A governadora do BPNG, Elizabeth Genia, apresentou a Perspectiva Econômica da PNG de setembro na sexta-feira à comunidade empresarial, parceiros de desenvolvimento e membros do corpo diplomático.
Desde a perspectiva de março, a PNG mostrou um aumento de 0,5 por cento no crescimento, partindo de três por cento.
Isso deve-se em grande parte à forte atividade no setor mineral, construção contínua e participação acionária em infraestrutura, além de desempenho mais forte em partes do setor de serviços.
Quando o banco lançou o relatório de março, era ainda cedo para avaliar as consequências das vulnerabilidades do conflito.
Mas seis meses depois, a 'imagem está clara'.
"O crescimento está amolecendo enquanto as pressões inflacionárias se acumulam", disse Genia.
"O Fundo Monetário Internacional esperava que a economia mundial crescesse em cerca de três por cento em 2026."
"Ao mesmo tempo, altos preços de energia e commodities estão empurrando a produção de transporte e custos de alimentos para os consumidores."
As implicações disso são duplas, segundo o BPNG.
Isso ajuda com preços mais altos para as exportações da PNG e apoia ganhos com exportações, receitas governamentais e reservas internacionais.

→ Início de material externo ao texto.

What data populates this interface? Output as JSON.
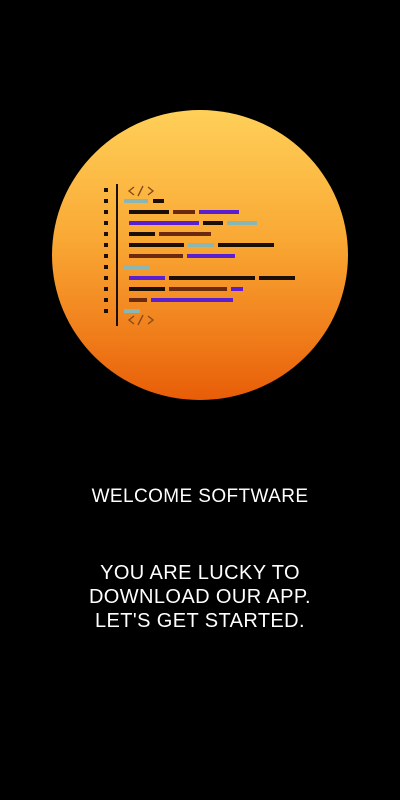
{
  "screen": {
    "background_color": "#000000",
    "accent_gradient": [
      "#ffd058",
      "#f9a834",
      "#f07d1a",
      "#e85d08"
    ]
  },
  "hero": {
    "icon": "code-editor-illustration",
    "colors": {
      "dark": "#1a0e05",
      "brown": "#6b2a10",
      "purple": "#5a1fd1",
      "teal": "#8ab7b3",
      "bracket": "#8a4a1a"
    }
  },
  "welcome": {
    "title": "WELCOME SOFTWARE",
    "subtitle_lines": [
      "YOU ARE LUCKY TO",
      "DOWNLOAD OUR APP.",
      "LET'S GET STARTED."
    ]
  }
}
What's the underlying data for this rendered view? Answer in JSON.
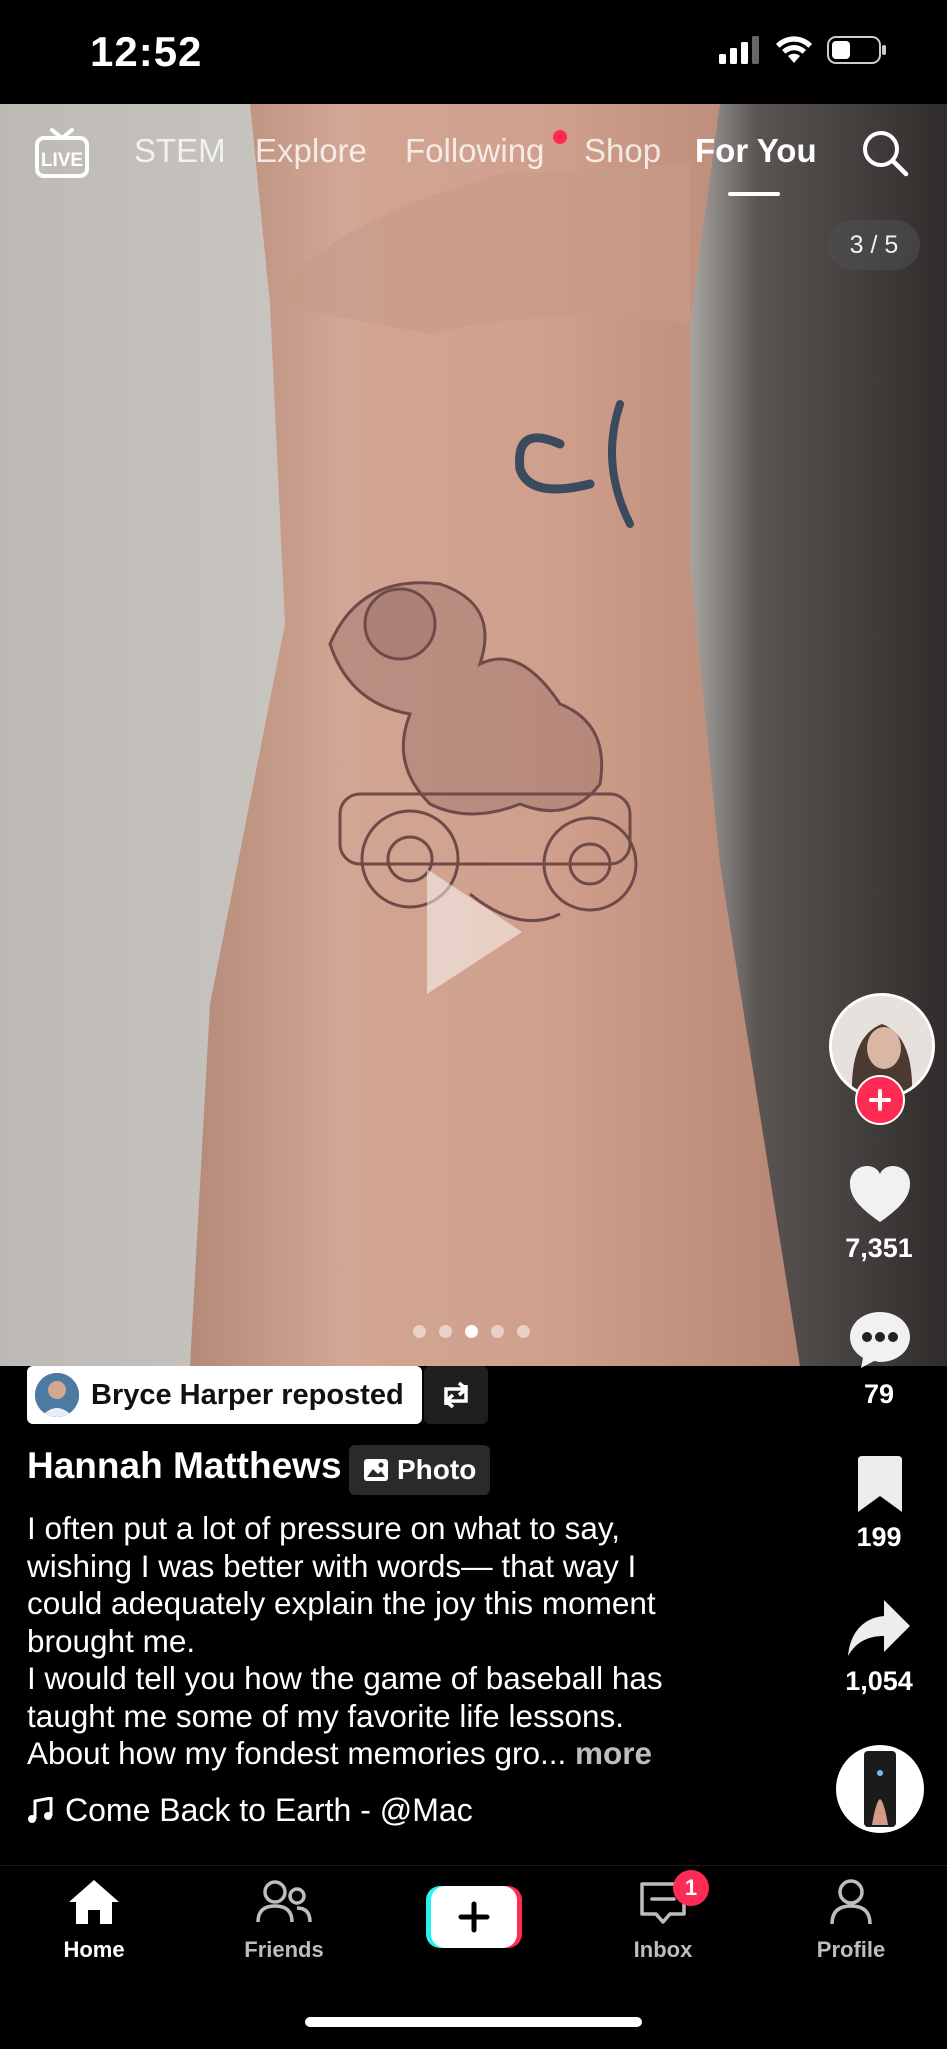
{
  "status_bar": {
    "time": "12:52"
  },
  "top_nav": {
    "tabs": [
      {
        "label": "STEM"
      },
      {
        "label": "Explore"
      },
      {
        "label": "Following"
      },
      {
        "label": "Shop"
      },
      {
        "label": "For You",
        "active": true
      }
    ]
  },
  "photo": {
    "counter": "3 / 5",
    "dots_total": 5,
    "dots_active": 3
  },
  "right_rail": {
    "likes": "7,351",
    "comments": "79",
    "saves": "199",
    "shares": "1,054"
  },
  "post": {
    "repost_label": "Bryce Harper reposted",
    "author": "Hannah Matthews",
    "type_label": "Photo",
    "caption_lines": [
      "I often put a lot of pressure on what to say,",
      "wishing I was better with words— that way I",
      "could adequately explain the joy this moment",
      "brought me.",
      "I would tell you how the game of baseball has",
      "taught me some of my favorite life lessons."
    ],
    "caption_last": "About how my fondest memories gro... ",
    "more_label": "more",
    "music": "Come Back to Earth - @Mac"
  },
  "bottom_nav": {
    "home": "Home",
    "friends": "Friends",
    "inbox": "Inbox",
    "inbox_badge": "1",
    "profile": "Profile"
  },
  "colors": {
    "accent": "#fe2c55",
    "tiktok_cyan": "#25f4ee"
  }
}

A alta produção de ouro, prata, níquel e gás natural liquefeito contribuiu para o setor mineral, enquanto as comunicações, o comércio atacadista e varejista, o setor financeiro e infraestruturas públicas e privadas em andamento sustentam a atividade no país.
O relatório econômico mostrou que o crescimento permaneceu desigual entre os setores.
Os impactos do crescimento da economia não mineral foram mais moderados e prolongados por condições secas que criam pressão crescente sobre o abastecimento de água, agricultura, transporte e geração de energia.
Genia acrescentou que um setor mineral forte contribui significativamente para a Produção Interna Bruta e as receitas de exportação, mas melhorias sustentáveis no emprego, renda familiar e padrão de vida dependem do crescimento ser amplo em toda a economia mais ampla.
No médio prazo, o banco espera que o crescimento modere-se para cerca de dois por cento no próximo ano antes de se recuperar para cerca de três por cento em 2028.